2016 play by Hansol Jung

Cardboard Piano is a 2016 American play by Hansol Jung. It premiered at the Humana Festival of New American Plays.

== Summary ==
Cardboard Piano begins on New Year's Eve 1999 in Northern Uganda. Chris, the daughter of American Christian missionaries, meets Adiel, a Ugandan teenager, secretly in her parents' church. The two have gathered to get married and they record their marriage vows on a tape recorder. They are interrupted by Pika, a thirteen-year-old child soldier running from his overseer. The girls tend to Pika, as his ear was recently cut off. Soon, a soldier arrives. Pika hides, but the encounter goes badly. Pika emerges from his hiding place and smashes the soldier's head in with a rock. Relieved to be alive, Chris and Adiel kiss. Believing homosexuality to be a sin, Pika shoots and kills Adiel.

The second act takes place in 2014 in the same church as Act 1. Paul, a Ugandan pastor, and his wife Ruth are celebrating their wedding anniversary. Chris arrives to visit the church her parents built and bury her father's ashes there. As Ruth tells Chris about her husband and eventually reveals that Paul is Pika. Paul and Chris argue but are interrupted by the arrival of Francis, a young gay man whom Paul has turned away from the church for his homosexuality. They all fight, leading to Paul leaving the church. The next morning, Ruth returns the wedding tape from 1999, which Pika has kept, to Chris before she leaves the country.

== Characters ==

- Christina "Chris" Englewood - a sixteen-year-old white American
- Adiel Nakalinzi - a sixteen-year-old Ugandan girl
- Pika - a child soldier
- Soldier
- Paul - a pastor, later revealed to be Pika, grown-up
- Ruth - Paul's wife
- Francis - a young gay man

Jung specifies that Adiel and Ruth, Francis and Pika, and Paul and Soldier should be played by the same actor.

== Development ==
Jung wrote Cardboard Piano during a residency at the Eugene O'Neill Theater Center's National Playwrights Conference. She was inspired to write the play after 2013 news stories about Joseph Kony as well as Uganda's anti-homosexuality legislature passed in that year.

== Production history ==

Cardboard Piano premiered on March 25, 2016 Humana Festival of New American Plays in Louisville, Kentucky. It was directed by Leigh Silverman and starred Briana Pozner as Chris, Nike Kadri as Adiel and Ruth, Jamar Williams as Pika, and Michael Luwoye as Paul.

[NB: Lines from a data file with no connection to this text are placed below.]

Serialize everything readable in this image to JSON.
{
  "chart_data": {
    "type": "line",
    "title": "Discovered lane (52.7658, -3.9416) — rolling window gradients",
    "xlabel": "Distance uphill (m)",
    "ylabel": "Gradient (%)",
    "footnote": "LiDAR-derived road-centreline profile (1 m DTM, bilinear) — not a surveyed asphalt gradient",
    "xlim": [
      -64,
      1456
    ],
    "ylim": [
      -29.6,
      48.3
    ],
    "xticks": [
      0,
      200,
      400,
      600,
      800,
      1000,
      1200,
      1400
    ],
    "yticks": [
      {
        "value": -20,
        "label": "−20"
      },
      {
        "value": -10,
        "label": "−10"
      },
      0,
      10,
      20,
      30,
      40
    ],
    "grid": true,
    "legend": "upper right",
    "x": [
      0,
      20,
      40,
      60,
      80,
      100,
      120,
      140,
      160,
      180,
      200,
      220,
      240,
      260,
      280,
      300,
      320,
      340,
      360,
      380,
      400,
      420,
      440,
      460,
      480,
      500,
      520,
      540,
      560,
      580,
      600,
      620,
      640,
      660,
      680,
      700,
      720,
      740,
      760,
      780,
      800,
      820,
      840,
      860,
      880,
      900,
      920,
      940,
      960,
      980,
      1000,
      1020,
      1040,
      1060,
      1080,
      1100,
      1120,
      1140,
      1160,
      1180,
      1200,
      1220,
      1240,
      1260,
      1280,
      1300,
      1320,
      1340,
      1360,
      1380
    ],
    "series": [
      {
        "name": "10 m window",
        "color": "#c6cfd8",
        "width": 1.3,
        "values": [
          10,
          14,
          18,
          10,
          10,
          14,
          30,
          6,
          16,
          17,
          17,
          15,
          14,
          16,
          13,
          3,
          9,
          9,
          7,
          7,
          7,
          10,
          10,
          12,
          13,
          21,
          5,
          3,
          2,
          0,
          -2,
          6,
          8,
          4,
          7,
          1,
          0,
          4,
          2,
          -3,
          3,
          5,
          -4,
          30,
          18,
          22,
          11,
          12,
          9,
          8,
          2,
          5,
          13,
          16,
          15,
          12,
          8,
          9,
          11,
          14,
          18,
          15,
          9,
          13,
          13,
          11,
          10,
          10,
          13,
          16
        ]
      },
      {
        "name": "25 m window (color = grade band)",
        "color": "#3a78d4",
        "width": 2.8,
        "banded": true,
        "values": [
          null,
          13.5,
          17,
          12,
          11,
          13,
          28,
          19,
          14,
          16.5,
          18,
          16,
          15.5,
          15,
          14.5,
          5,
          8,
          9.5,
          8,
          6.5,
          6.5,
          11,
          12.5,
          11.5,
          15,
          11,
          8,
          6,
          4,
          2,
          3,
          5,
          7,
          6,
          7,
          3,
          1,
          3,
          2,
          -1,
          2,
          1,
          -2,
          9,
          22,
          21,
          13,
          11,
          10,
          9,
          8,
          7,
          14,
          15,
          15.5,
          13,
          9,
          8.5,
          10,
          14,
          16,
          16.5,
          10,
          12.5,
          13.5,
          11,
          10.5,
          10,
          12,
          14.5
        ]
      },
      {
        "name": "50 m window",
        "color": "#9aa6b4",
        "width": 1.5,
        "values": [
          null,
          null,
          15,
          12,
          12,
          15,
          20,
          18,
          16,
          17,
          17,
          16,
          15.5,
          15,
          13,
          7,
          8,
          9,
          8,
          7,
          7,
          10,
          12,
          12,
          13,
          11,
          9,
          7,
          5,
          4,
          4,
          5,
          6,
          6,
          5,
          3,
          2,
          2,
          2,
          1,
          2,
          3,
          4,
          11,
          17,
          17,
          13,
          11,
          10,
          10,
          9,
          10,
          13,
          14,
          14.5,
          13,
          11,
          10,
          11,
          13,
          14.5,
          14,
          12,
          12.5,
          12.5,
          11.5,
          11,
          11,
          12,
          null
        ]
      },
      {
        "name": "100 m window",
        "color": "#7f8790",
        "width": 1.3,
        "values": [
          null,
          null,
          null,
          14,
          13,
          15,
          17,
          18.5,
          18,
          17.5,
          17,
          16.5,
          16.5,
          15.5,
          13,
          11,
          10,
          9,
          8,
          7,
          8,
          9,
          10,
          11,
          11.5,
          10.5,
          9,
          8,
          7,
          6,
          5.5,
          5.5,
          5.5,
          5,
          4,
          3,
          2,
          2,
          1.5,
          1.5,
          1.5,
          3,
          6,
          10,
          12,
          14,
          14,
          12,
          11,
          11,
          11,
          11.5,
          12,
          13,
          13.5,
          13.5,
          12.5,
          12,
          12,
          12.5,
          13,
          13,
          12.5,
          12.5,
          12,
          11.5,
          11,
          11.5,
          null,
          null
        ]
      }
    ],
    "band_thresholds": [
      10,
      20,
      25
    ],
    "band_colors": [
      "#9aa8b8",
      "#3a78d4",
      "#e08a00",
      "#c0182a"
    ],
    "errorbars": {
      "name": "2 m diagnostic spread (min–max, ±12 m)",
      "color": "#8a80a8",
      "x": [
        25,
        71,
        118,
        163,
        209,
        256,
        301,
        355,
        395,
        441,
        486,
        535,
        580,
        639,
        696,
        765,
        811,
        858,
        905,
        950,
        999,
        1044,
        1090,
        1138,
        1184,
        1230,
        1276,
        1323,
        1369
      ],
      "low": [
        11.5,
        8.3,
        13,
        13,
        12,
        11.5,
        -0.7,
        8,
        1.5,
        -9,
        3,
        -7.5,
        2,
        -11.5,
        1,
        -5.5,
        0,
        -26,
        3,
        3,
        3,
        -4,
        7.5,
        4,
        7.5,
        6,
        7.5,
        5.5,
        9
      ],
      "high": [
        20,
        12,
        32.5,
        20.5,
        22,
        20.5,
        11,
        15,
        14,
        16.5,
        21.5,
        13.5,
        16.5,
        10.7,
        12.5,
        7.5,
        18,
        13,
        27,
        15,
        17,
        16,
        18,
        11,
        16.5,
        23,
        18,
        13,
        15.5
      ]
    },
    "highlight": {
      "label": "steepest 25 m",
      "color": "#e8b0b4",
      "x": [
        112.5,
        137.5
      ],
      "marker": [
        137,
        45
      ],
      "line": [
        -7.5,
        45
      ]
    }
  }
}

In 2018, Jacole Kitchen directed the West Coast premiere of Cardboard Piano with Diversionary Theatre in San Diego. The play was also put on by Park Square Theatre in St. Paul, Minnesota. In May of the same year, Caryn Desai directed it at the International City Theater. In 2019, the play was performed with TimeLine Theatre in Chicago under the direction of Mechelle Moe. Later that year, Benny Sato Ambush directed Cardboard Piano at the New Repertory Theatre in Watertown, Massachusetts.